A team from the Patient Experience Project had the privilege of attending the 2016 Rare Diseases & Orphan Products Breakthrough Summit presented by the National Organization for Rare Disorders (NORD).
This 2-day conference was held in Arlington, Virginia, just minutes away from our nation’s capital. Historic landmarks like the Washington Monument and the Capitol building were visible from the plane as we landed at Ronald Reagan Washington Airport. Just weeks away from the presidential election, it was hard to drown out the cacophony of the campaign news on the television monitors or ignore the election buttons and T-shirts that lined our walk through the airport terminal.
In this unavoidable, seemingly never-ending atmosphere of polarized presidential politics, I had an unexpected feeling as I sat at NORD’s Rare Disease conference: This is such a refreshing environment!
Beyond the great exchange of information and ideas, I was struck by the way the conversation took place. The rare disease patients and caregivers were positioned at the center of discussions, and their voices carried elevated weight that was never far from mind. It is their voices, after all, that best articulate the vital objectives of this rare disease community: find better ways to diagnose and treat; improve access to care; enhance the quality of people’s lives; and ultimately, discover cures.

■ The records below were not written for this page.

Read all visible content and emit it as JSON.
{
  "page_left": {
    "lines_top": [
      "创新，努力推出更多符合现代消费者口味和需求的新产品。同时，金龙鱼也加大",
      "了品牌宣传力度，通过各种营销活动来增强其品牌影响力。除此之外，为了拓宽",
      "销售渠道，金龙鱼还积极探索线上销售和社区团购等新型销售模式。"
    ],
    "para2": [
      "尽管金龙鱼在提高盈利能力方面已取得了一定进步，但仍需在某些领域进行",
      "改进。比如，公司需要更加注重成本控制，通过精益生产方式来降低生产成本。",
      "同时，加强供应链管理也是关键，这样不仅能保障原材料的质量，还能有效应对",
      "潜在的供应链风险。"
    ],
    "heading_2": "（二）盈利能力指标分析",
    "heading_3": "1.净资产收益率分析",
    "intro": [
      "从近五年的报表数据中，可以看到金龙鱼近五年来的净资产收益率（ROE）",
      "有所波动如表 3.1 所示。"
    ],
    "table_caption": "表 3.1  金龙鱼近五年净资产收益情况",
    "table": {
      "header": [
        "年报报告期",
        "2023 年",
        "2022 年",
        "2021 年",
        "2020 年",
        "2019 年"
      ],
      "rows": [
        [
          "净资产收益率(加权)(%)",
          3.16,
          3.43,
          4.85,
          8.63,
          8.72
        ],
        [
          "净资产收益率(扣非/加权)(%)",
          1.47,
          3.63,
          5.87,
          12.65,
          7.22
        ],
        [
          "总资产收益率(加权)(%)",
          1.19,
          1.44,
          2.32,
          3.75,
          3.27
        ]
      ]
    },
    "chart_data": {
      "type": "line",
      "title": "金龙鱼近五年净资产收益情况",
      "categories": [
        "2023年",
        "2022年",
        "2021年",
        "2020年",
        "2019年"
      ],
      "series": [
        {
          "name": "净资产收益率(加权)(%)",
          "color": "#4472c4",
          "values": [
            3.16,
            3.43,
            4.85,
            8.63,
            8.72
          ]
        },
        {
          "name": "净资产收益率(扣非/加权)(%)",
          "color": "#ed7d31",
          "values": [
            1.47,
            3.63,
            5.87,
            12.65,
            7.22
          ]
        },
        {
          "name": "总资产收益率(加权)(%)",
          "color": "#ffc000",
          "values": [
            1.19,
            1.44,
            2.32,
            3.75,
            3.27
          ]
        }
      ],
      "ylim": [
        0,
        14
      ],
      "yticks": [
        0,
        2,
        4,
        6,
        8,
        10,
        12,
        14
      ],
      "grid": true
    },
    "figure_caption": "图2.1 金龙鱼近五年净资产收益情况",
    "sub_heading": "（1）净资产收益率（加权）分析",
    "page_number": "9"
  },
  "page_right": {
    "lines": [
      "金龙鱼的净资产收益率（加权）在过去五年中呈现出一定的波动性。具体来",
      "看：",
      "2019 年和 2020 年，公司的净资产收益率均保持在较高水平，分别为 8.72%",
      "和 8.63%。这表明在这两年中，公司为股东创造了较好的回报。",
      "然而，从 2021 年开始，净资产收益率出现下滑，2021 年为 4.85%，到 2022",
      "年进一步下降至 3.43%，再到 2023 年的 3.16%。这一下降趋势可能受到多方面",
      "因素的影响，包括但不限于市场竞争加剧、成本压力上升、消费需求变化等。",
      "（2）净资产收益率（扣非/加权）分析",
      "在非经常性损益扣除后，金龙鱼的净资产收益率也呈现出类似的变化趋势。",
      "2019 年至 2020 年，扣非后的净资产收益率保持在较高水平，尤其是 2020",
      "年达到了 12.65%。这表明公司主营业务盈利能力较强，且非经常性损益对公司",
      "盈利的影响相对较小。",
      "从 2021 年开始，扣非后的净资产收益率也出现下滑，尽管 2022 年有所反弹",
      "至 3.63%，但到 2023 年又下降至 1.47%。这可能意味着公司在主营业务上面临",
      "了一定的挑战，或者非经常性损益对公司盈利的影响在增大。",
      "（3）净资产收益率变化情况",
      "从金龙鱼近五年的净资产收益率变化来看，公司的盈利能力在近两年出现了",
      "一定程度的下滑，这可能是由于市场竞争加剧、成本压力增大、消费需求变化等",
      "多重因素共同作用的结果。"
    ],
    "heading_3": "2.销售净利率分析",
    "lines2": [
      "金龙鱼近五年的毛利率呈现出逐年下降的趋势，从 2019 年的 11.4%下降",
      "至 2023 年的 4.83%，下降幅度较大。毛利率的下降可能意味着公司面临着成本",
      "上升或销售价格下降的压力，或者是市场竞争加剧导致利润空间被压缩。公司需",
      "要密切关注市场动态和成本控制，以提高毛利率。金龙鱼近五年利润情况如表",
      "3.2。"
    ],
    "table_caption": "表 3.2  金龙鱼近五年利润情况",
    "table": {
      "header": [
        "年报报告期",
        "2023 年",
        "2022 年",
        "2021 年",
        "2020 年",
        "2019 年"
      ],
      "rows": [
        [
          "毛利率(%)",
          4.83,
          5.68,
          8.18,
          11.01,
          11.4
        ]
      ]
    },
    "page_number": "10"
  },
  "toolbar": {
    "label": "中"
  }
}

Those in attendance were reminded that the issues surrounding rare diseases are anything but black and white, even if those are the colors of the rare disease community’s symbolic zebra. Policy issues, life and death challenges, and implementing reforms are complicated matters. Yet, the summit showed the value of bringing stakeholders to the table, even those who hold different viewpoints. Patients, caregivers, clinicians, leaders of the US Food and Drug Administration, advocacy groups, representatives of pharmaceutical companies, and researchers were having constructive conversations, even on emotional and/or politically charged issues.
Kudos to NORD for demonstrating how to promote collaboration, an open exchange of ideas, and respectful discourse aimed at reaching common goals. I likely wouldn’t have appreciated these aspects had the summit not taken place during the final weeks of the presidential election.
The Rare Disease Summit left attendees with hope that transformative change and progress are possible. It also served as a much-needed reminder that when it comes to solving healthcare problems, collaboration is king, and the voice of the patient appears to have assumed its rightful place as queen.
Perhaps the voice of the voter can find its rightful place in our election process and, in so doing, carry hope for the future.